The whole point is women aren't forced to be with a man to survive now, we're allowed an education/job/to own property, so we get to choose which men we tether ourselves to, and those men, quite often, are a bit rubbish (I myself have 2 kids with an ex who actually is 6' and 6 figures (mind you, i'm 5' and 6 figures myself), but who never ran the hoover round once, and sees his kids a couple of times a month. Where was my motivation to have more children with him?

FlirtsWithRhinos · 22/09/2025 12:35

Almostwelsh · 22/09/2025 10:24

I know they would. Which I don't think is fair. I do think it's interesting that they are reproducing like this without centering men in their lives. It's a very matriarchal model.

Now I know that female headed families like this do tend to use the benefit system.
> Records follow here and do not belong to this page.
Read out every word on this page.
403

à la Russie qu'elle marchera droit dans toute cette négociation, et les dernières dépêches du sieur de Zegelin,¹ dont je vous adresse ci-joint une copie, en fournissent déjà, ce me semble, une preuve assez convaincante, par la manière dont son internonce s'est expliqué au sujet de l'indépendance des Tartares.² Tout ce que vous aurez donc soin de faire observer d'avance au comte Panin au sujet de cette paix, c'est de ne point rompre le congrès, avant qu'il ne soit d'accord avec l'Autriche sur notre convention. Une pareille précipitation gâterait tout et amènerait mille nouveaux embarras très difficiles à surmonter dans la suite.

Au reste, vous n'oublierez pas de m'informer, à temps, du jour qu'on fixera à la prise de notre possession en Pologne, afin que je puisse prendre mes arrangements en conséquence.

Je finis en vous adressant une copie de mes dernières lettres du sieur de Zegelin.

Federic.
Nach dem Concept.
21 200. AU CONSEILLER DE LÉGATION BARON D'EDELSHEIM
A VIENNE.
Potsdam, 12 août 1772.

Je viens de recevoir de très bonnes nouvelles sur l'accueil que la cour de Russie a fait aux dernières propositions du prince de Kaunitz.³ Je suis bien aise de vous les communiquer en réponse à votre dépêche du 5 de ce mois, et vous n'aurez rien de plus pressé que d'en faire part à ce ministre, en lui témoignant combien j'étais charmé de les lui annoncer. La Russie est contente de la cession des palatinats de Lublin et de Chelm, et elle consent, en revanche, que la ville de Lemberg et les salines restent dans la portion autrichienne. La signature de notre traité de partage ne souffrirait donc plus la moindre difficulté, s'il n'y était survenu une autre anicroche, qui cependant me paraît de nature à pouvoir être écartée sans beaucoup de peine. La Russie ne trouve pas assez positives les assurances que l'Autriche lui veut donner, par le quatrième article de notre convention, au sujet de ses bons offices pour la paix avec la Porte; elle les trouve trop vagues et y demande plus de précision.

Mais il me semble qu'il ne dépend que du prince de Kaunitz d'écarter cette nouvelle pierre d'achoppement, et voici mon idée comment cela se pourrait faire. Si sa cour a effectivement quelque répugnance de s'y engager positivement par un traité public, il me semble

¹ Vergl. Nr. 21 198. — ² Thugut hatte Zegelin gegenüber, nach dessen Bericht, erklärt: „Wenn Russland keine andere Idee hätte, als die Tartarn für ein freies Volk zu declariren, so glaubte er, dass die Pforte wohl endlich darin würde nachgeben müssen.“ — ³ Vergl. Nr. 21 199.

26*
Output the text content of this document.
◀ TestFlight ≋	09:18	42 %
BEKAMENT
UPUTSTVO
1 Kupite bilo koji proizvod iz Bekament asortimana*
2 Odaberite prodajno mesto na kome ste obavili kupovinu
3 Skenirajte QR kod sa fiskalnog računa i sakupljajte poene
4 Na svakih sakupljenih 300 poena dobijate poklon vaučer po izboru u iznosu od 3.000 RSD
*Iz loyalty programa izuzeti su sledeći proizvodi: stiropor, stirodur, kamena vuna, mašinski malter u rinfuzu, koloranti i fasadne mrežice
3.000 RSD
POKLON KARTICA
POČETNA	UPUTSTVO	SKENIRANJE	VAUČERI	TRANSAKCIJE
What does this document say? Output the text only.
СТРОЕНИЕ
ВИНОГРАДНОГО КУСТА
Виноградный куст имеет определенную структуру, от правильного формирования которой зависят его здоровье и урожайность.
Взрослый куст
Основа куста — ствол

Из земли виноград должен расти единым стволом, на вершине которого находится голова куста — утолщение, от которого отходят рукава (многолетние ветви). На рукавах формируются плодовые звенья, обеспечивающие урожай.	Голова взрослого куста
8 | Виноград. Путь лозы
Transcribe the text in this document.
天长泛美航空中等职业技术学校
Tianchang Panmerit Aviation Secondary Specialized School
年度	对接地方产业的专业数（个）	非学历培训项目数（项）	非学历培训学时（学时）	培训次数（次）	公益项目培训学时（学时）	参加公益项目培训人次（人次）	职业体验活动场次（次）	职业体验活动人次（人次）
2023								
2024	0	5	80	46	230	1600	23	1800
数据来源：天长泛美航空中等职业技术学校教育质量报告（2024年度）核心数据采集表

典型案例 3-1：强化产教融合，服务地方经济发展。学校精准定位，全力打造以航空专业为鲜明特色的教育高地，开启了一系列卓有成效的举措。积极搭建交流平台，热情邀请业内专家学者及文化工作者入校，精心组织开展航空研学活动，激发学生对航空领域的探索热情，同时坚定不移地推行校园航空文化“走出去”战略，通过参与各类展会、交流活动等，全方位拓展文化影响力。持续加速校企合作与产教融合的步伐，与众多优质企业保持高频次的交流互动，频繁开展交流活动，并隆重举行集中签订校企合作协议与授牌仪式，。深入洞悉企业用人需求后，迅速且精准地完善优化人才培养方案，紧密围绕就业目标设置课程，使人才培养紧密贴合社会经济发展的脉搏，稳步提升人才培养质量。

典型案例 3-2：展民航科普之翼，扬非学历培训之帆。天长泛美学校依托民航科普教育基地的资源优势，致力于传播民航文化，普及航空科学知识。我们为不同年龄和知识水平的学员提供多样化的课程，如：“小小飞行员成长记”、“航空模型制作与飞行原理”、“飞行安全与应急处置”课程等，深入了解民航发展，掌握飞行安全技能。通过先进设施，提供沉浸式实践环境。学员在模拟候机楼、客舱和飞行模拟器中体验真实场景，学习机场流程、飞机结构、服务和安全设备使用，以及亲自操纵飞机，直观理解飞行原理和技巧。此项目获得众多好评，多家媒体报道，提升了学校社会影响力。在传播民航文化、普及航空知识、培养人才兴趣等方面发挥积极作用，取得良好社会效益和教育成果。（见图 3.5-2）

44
But what is the problem really? Either men support the next generation directly through marriage, or indirectly through taxes. Most of the women in the family are finished with childbirth by 30 and also proceed to work and support their children and grandchildren for many years.

Honestly, and I say this as a Feminist, I agree. When I've spoken about getting the incentives right it's not necessarily thinking in terms of individual childcare support or even individual men stepping up, but more along the lines of seeing childcare and childrearing as something done within social groups not private couples and finding ways to support that so individual women aren't carrying the burden and the risk by themselves.